1
Dec
House prices continue to rise, says Nationwide

UK house prices have risen for the seventh consecutive month,
helped by better-than-expected news from the job market, the
Nationwide has said.
The building society said that the average home increased in
value by 0.5% in November compared with October and now costs
£162,764.
The typical home was 2.7% more expensive than a year ago, at a
similar level to prices in early 2006.
Separate figures show that mortgage lenders' deposit demands are
easing.
Slowing rate
The Nationwide said that the three-month on three-month rate of
increase had slowed from 3.5% in October to 2.8% in November.
This measure is generally seen as a truer picture of the market
as it cuts out any short-term volatility.
"This suggests that house prices are now rising at a more
moderate pace than in the spring and summer months, when they
experienced a very strong bounce from the early 2009 lows," said
Nationwide chief economist Martin Gahbauer.

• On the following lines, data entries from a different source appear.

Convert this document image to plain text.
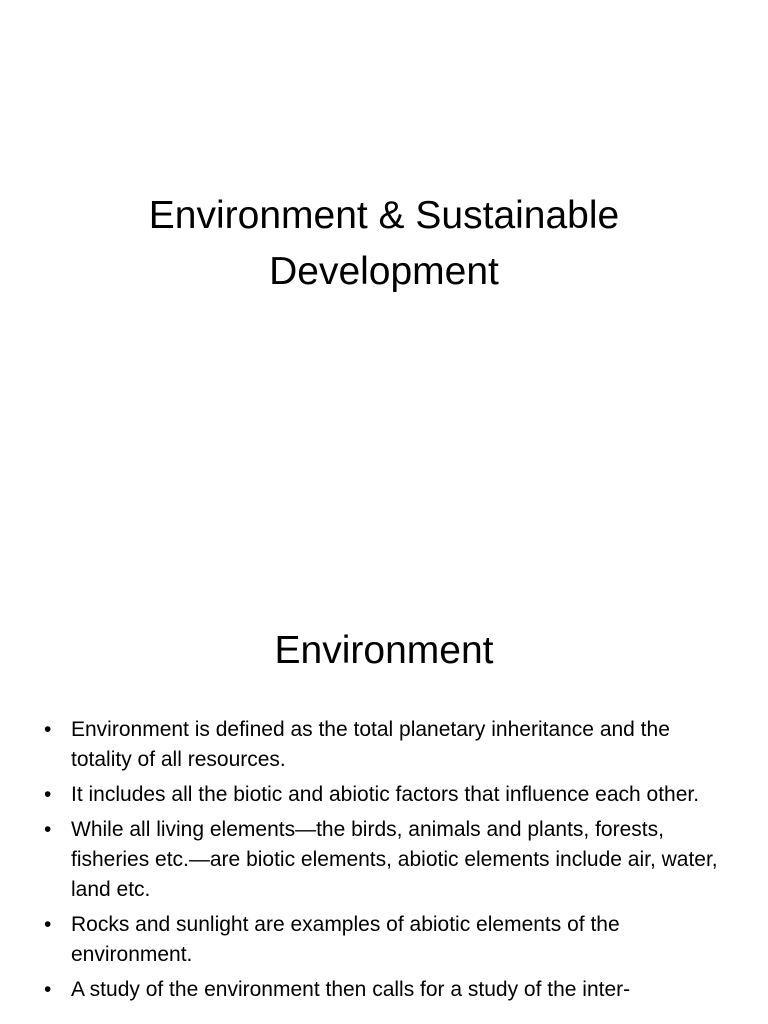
Environment & Sustainable
Development
Environment
• Environment is defined as the total planetary inheritance and the totality of all resources.
• It includes all the biotic and abiotic factors that influence each other.
• While all living elements—the birds, animals and plants, forests, fisheries etc.—are biotic elements, abiotic elements include air, water, land etc.
• Rocks and sunlight are examples of abiotic elements of the environment.
• A study of the environment then calls for a study of the inter-
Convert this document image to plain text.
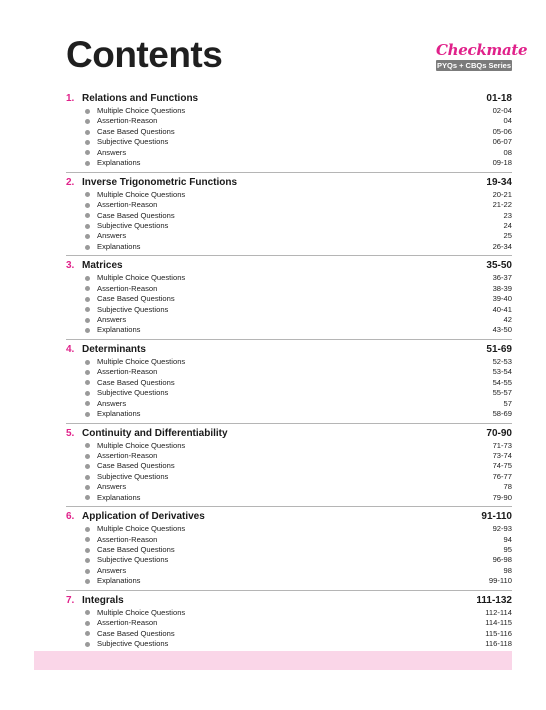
Contents	Checkmate
PYQs + CBQs Series
1. Relations and Functions	01-18
Multiple Choice Questions	02-04
Assertion-Reason	04
Case Based Questions	05-06
Subjective Questions	06-07
Answers	08
Explanations	09-18
2. Inverse Trigonometric Functions	19-34
Multiple Choice Questions	20-21
Assertion-Reason	21-22
Case Based Questions	23
Subjective Questions	24
Answers	25
Explanations	26-34
3. Matrices	35-50
Multiple Choice Questions	36-37
Assertion-Reason	38-39
Case Based Questions	39-40
Subjective Questions	40-41
Answers	42
Explanations	43-50
4. Determinants	51-69
Multiple Choice Questions	52-53
Assertion-Reason	53-54
Case Based Questions	54-55
Subjective Questions	55-57
Answers	57
Explanations	58-69
5. Continuity and Differentiability	70-90
Multiple Choice Questions	71-73
Assertion-Reason	73-74
Case Based Questions	74-75
Subjective Questions	76-77
Answers	78
Explanations	79-90
6. Application of Derivatives	91-110
Multiple Choice Questions	92-93
Assertion-Reason	94
Case Based Questions	95
Subjective Questions	96-98
Answers	98
Explanations	99-110
7. Integrals	111-132
Multiple Choice Questions	112-114
Assertion-Reason	114-115
Case Based Questions	115-116
Subjective Questions	116-118
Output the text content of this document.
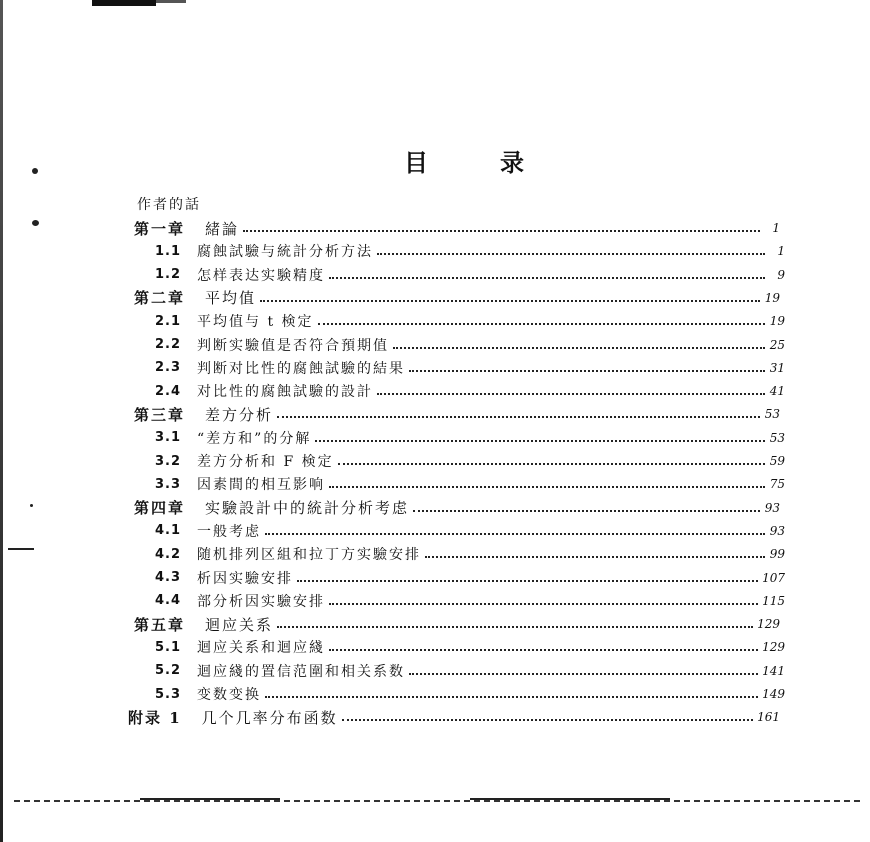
目	录
作者的話
第一章 緒論	1
1.1	腐蝕試驗与統計分析方法	1
1.2	怎样表达实験精度	9
第二章 平均值	19
2.1	平均值与 t 検定	19
2.2	判断实驗值是否符合預期值	25
2.3	判断对比性的腐蝕試驗的結果	31
2.4	对比性的腐蝕試驗的設計	41
第三章 差方分析	53
3.1	“差方和”的分解	53
3.2	差方分析和 F 検定	59
3.3	因素間的相互影响	75
第四章 实驗設計中的統計分析考虑	93
4.1	一般考虑	93
4.2	随机排列区組和拉丁方实驗安排	99
4.3	析因实驗安排	107
4.4	部分析因实驗安排	115
第五章 迴应关系	129
5.1	迴应关系和迴应綫	129
5.2	迴应綫的置信范圍和相关系数	141
5.3	变数变换	149
附录 1 几个几率分布函数	161
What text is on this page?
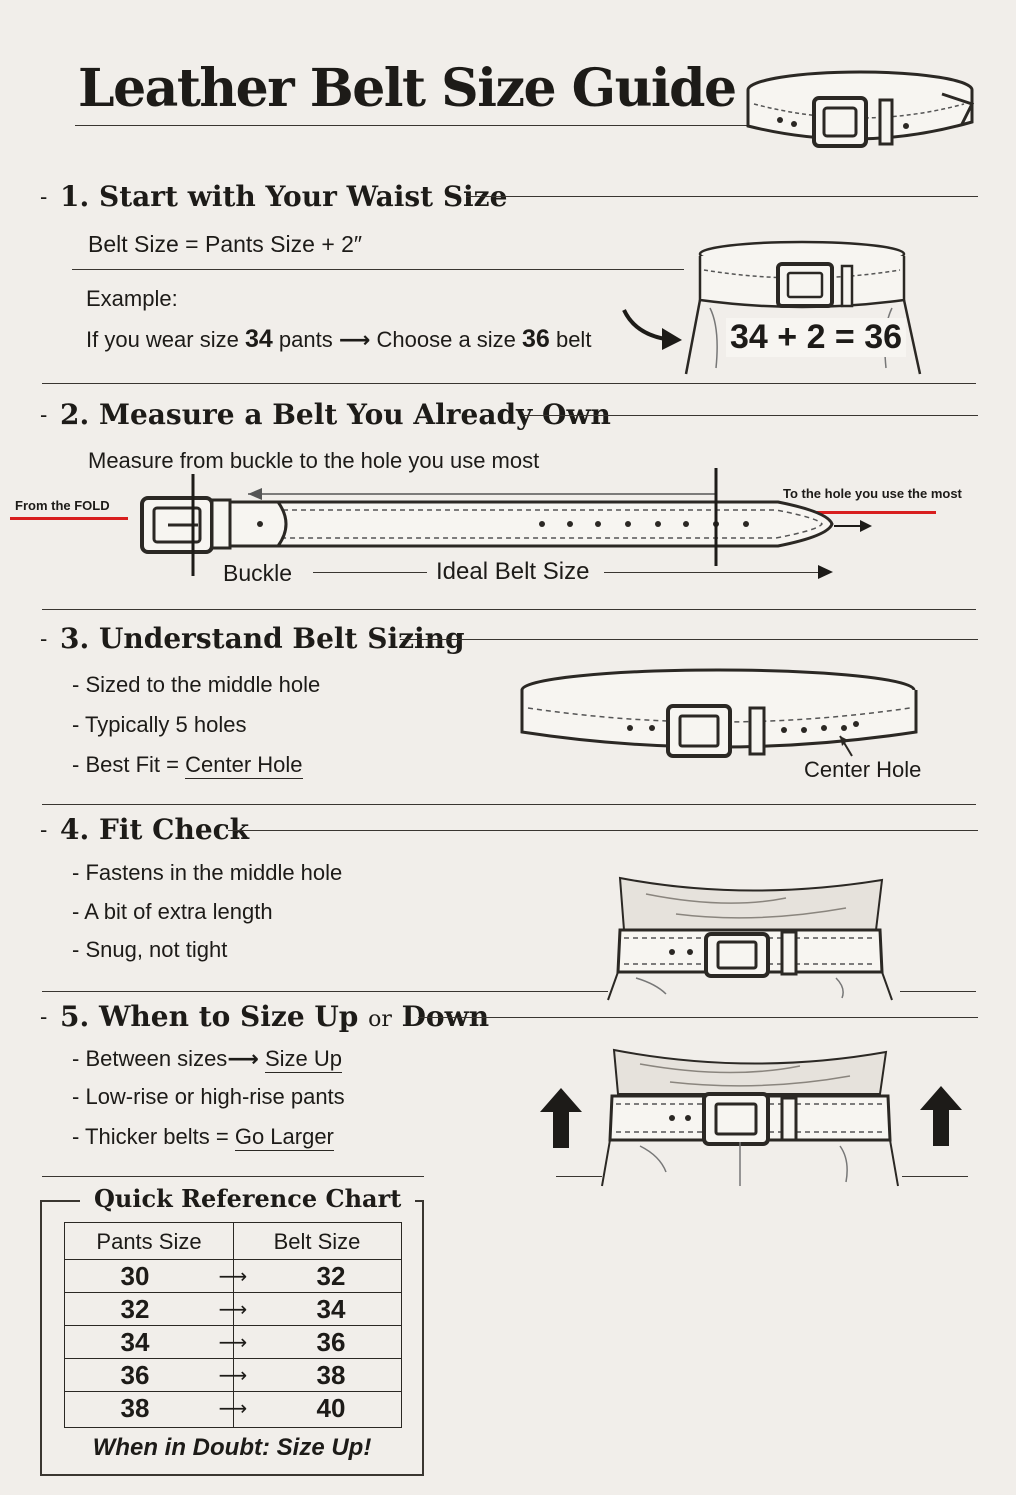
Leather Belt Size Guide
- 1. Start with Your Waist Size
Belt Size = Pants Size + 2″
Example:
If you wear size 34 pants ⟶ Choose a size 36 belt	34 + 2 = 36
- 2. Measure a Belt You Already Own
Measure from buckle to the hole you use most
From the FOLD
To the hole you use the most
Buckle	Ideal Belt Size
- 3. Understand Belt Sizing
- Sized to the middle hole
- Typically 5 holes
- Best Fit = Center Hole	Center Hole
- 4. Fit Check
- Fastens in the middle hole
- A bit of extra length
- Snug, not tight
- 5. When to Size Up or Down
- Between sizes⟶ Size Up
- Low-rise or high-rise pants
- Thicker belts = Go Larger
Quick Reference Chart
Pants Size	Belt Size
30	⟶	32
32	⟶	34
34	⟶	36
36	⟶	38
38	⟶	40
When in Doubt: Size Up!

But overall there has been some surprise that prices have
continued to rise steadily in the recession, with Mr Gahbauer
pointing to unemployment figures as a key factor.
"The outlook for the housing market remains crucially dependent
on labour market conditions, and here recent developments have been
somewhat more encouraging than might have been expected," he
said.
"Part of the explanation for why unemployment has not risen to
the levels implied by the recession's depth is that in many cases
employers have opted to reduce working hours and pay rather than
make employees redundant.
"Even though workers who have been forced from full-time
employment into part-time work will have experienced a reduction in
income, the impact has been less severe than it would have been if
they had lost their jobs completely."
This, coupled with low mortgage rates, meant that fewer people
than expected were forced into selling their homes which in turn
kept house prices steady.
Lenders' trend
There has been a further easing of mortgage rationing in the
last month, according to the financial information service
Moneyfacts.
The number of mortgage deals on offer rose by 5% to 1,425 - the
largest number since December last year.
The proportion of those requiring a deposit of between 0% and
15% of a property's value rose from 25% of the total at the start
of November to 27% at the beginning of December.
And the proportion of deals needing a 20% downpayment rose from
9% to 11%.
But there was a fall in the proportion of mortgages needing a
down payment of 25% or more. They fell from 66% of the total to
62%.
"Lenders have adjusted to the post-banking crisis world and are
starting to relax their lending criteria," said Michelle Slade, of
Moneyfacts.
"In the last month, we have seen lenders increasing the LTVs
[loan-to-value] that their existing deals are available to or
launching new deals at higher LTVs.
"Significant increases are being seen in the number of deals
available for borrowers with a 10% or 15% deposit. Many house price
indices are now reporting a rise in house prices, meaning that the
risk of higher LTV loans has lessened."